The crude, which is 12,000 feet below ground, would be extracted by a widely used technique known as horizontal drilling. Production wells would be spaced roughly a dozen feet apart yet would reach out for miles in different directions underground. The oil would then be piped to Prudhoe Bay and sent 800 miles south via the existing TransAlaska Pipeline.
Washington’s five refineries provide nearly 4 percent of our nation’s processing capacity. With our state accounting for 2 percent of national petroleum consumption, in-state refineries produce quantities more than sufficient for Washington’s needs. Those refineries process nearly 600,000 barrels of crude oil per day resulting in roughly 11 million gallons of gasoline, diesel and jet fuel.
Alaska crude comes to our refineries in double-hulled ocean-going tankers. Since the Exxon Valdez incident in Prince William Sound in March 1989, state-of-the art redundant marine safeguards are aboard ships. Tanker crews have extensive safety and response training.

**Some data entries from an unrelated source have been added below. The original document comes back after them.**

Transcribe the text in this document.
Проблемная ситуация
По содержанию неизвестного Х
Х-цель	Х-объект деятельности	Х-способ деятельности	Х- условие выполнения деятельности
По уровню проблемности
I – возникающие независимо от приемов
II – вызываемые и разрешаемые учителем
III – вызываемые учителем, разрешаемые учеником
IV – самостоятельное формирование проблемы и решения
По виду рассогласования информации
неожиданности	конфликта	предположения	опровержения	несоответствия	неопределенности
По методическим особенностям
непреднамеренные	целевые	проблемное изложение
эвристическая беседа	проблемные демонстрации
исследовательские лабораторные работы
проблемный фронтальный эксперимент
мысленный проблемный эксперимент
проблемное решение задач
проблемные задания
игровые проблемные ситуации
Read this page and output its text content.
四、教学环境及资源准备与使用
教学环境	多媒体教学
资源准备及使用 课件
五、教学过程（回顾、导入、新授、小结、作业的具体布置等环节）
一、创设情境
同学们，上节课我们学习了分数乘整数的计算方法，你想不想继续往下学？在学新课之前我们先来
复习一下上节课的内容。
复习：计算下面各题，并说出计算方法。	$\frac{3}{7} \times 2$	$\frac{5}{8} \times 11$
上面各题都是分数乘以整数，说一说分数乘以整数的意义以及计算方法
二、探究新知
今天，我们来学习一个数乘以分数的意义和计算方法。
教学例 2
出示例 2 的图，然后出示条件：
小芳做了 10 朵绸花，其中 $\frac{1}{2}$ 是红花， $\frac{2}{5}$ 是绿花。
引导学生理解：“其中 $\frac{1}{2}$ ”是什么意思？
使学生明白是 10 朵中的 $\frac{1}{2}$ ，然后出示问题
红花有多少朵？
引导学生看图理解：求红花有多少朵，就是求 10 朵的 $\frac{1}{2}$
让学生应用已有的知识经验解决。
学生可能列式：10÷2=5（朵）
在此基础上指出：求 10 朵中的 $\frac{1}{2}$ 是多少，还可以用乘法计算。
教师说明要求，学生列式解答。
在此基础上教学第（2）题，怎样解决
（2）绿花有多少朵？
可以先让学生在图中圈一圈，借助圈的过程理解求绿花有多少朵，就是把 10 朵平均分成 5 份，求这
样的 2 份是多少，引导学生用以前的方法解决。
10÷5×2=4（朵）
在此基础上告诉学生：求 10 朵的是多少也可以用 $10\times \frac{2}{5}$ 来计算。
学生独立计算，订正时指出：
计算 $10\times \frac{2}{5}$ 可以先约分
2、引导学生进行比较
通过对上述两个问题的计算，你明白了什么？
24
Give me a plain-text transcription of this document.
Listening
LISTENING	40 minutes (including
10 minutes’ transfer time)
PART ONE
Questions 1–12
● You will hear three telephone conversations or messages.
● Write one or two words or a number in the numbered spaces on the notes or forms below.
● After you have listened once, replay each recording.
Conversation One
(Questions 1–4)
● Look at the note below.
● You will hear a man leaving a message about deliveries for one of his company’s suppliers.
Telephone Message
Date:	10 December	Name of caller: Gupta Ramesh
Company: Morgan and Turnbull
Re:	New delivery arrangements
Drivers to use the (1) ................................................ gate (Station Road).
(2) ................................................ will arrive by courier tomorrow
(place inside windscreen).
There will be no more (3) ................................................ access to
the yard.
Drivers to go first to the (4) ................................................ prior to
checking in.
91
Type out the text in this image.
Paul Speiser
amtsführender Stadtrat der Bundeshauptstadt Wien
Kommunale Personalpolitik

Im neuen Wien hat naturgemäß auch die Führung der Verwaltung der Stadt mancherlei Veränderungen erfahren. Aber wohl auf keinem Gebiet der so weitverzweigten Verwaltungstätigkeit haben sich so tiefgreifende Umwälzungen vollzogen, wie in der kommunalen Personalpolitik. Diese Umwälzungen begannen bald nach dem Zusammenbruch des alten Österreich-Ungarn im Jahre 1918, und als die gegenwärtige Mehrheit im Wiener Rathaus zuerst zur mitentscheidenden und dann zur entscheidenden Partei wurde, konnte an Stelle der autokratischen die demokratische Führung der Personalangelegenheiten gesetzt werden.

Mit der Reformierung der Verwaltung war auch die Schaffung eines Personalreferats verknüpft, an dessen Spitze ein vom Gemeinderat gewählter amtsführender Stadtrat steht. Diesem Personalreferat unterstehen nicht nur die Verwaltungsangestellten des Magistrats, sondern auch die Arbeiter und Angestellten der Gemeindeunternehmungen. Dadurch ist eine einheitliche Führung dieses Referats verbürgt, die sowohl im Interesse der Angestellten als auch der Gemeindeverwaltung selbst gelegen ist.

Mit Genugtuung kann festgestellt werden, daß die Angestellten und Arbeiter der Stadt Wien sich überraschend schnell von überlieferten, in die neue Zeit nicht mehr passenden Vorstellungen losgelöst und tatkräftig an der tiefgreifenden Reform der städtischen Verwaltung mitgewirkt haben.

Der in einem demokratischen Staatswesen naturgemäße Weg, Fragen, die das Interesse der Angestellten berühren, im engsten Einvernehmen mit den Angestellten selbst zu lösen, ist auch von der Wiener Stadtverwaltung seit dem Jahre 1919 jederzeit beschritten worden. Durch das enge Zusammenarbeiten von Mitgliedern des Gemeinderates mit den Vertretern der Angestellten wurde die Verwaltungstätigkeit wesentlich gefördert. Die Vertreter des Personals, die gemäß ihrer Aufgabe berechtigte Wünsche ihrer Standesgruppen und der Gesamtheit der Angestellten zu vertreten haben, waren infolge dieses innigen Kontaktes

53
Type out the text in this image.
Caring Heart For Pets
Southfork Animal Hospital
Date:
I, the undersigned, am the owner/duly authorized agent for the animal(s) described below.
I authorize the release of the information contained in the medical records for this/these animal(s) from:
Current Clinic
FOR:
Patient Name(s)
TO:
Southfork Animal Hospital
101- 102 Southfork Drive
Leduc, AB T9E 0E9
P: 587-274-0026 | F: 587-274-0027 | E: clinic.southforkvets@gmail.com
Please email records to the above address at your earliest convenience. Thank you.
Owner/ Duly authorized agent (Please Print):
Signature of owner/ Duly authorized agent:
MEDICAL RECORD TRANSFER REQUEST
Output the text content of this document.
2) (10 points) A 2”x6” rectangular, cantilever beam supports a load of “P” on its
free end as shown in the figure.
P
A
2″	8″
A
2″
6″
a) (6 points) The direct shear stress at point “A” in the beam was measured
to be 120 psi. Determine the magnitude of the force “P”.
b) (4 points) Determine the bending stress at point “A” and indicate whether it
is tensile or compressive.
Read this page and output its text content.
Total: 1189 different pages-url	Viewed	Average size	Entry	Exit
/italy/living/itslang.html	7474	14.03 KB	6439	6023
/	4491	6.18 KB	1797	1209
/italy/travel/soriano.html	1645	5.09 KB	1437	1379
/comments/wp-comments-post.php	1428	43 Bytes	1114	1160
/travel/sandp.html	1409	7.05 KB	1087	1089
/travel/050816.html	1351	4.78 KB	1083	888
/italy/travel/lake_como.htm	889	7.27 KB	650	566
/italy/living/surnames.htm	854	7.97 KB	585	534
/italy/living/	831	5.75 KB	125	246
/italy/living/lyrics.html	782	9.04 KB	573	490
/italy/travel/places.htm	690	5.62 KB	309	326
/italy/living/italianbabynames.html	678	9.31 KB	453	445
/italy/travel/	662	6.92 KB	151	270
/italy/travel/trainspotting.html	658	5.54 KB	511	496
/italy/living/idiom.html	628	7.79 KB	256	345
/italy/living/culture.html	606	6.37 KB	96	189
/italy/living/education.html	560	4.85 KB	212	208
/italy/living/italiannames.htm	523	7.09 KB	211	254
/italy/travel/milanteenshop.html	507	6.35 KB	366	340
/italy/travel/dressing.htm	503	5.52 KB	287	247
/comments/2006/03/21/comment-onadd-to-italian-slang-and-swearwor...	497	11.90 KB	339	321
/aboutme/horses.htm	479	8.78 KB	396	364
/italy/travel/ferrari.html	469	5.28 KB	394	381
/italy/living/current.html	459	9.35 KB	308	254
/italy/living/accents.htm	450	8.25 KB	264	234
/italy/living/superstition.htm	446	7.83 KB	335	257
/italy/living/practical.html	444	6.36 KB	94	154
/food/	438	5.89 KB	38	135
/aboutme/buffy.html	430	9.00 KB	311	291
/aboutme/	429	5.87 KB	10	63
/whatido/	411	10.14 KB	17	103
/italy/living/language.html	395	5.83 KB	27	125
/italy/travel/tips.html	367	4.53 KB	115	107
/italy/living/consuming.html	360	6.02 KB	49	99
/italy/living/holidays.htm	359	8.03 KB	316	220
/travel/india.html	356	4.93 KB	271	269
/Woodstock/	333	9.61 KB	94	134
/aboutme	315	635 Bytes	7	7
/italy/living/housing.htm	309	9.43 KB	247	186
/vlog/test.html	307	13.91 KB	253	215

If federal leases in wildlife refuges seem unorthodox, they really are not. The National Audubon Society earned more than $25 million (2001 figure) in royalties by allowing oil and natural gas production in Louisiana’s Rainey Wildlife Refuge and Michigan’s Baker Sanctuary.
Coincidentally, the Rainey refuge (26,000 acres) is the winter habitat for snow geese migrating from Alaska’s Arctic National Wildlife Refuge while the Baker Sanctuary, a 900-acre wetland, provides hundreds of Sandhill cranes with a critical nesting area.
In fact, a U.S. Fish and Wildlife Service survey commissioned in 2001 reported 77 of 567 wildlife refuges in 22 states had oil and gas activities on their lands.
If drilling and exploration are safely done in existing wildlife refuges, why would it be an “environmental apocalypse” if a tiny portion of ANWR were opened to exploration? It would not.
Opening ANWR for leasing helps our state’s refineries and their workers to survive. They create jobs and opportunities for others as well.
“With a multiplier of 10.16, the total impact of the refineries was 20,350 jobs. Similarly, the refinery activities resulted in $507,275 of state personal income for every direct job, or a total statewide of $1,016,071,600 in personal income,” the Research Council concluded in 2010.
That is good for our state and country.